Habla pausado y tranquilo, buscando las palabras precisas en un castellano más que digno, mientras que juega rápido y agresivo. En la selección de baloncesto de Sergio Scariolo hasta un vigente subcampeón de la NBA puede encontrar encaje como el sexto hombre, un recambio exquisito saliendo del banquillo. Decimosexto de 18 hijos de una pareja de deportistas, llegó a Hospitalet con solo 16 años. El pívot congoleño nacionalizado español Serge Ibaka (Brazzaville, 1989) intimida en la pista con un cuerpo atlético exprimido hasta el límite. Entre el inicio de temporada en el Real Madrid, el camino a la final con Oklahoma City Thunder y los partidos con el equipo nacional, lleva más de cien compromisos esta temporada. Tras el triunfo ante China, hoy juega ante Australia (12.15). «Estamos bien, solo hay algunos jugadores que todavía acaban de empezar a coger ritmo. Seguro que todo el mundo va a encontrarse mejor», explica.
-Crecerán con el torneo.
-Sí, sí. Esa es la verdad. Aunque lo más importante siempre es el partido siguiente, y luego ya veremos.
-¿Qué lecciones sacaron de la derrota en Barcelona contra Estados Unidos?
-Tenemos que mejorar en el control del juego y no perder tantos balones. Luego debemos intentar defender mejor, más agresivos. Creo que esa es la clave.
-Con esos ajustes, ¿España puede ser rival de Estados Unidos?
-Si estamos un poquito mejor, podemos competir con ellos, sí, sí. Sabemos que son buenos, pero con Navarro, Sergio [Llul] y Marc [Gasol] listos, y si estamos al 100 %, podemos competir muy bien contra Estados Unidos.
-¿Qué rival le produce más respeto del grupo inicial?
-Todos. Cualquier equipo va a intentar ganarnos, especialmente cuando saben que el rival es más fuerte. Nuestros contrarios juegan agresivos porque se enfrentan a un conjunto más poderoso. Tenemos que estar preparados para responder y jugar duro.
-A nivel personal, ¿qué supone para usted vivir sus primeros Juegos?
-Ahora estoy viviendo mi sueño aquí. Tengo muchas ganas y también mucha responsabilidad.
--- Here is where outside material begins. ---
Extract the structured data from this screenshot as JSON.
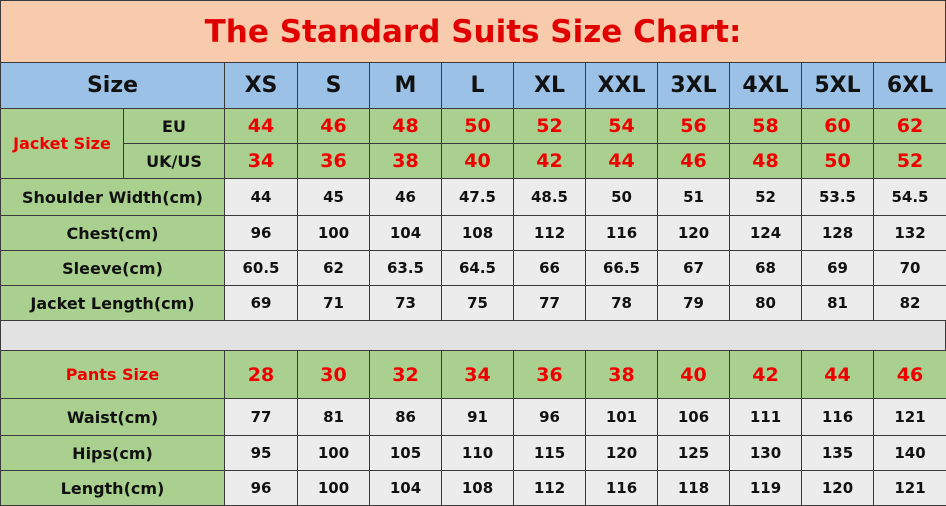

Pero estoy preparado para disfrutar también.
-Para disfrute, la ceremonia de apertura.
-Fue increíble, lo más bonito que vi. Y me lo pasé muy bien. Resultó una experiencia inolvidable para mí.
-¿Con qué instante se queda de la ceremonia?
-Con la entrada en el estadio. Porque ese instante fue increíble.
-Tiene que hacérsele larga la temporada, con tantos partidos encima entre Europa y la NBA.
-No. El cansancio es un tema mental, y dependes de ti mismo para poder superarlo. Yo tampoco pienso en que terminé de jugar allí y ahora tengo esto. No pienso en eso, sino en prepararme, entrenar para jugar bien y ayudar al equipo.
-¿Qué le pide Scariolo en la selección?
-El coach me pide hacer mi trabajo, ayudar en lo que pueda con toda mi energía.
-Y con tapones.
-Eso es mi punto número uno.
-¿Cuál es su secreto?
-Estar concentrado y jugar agresivo. Así las cosas van a salir solas.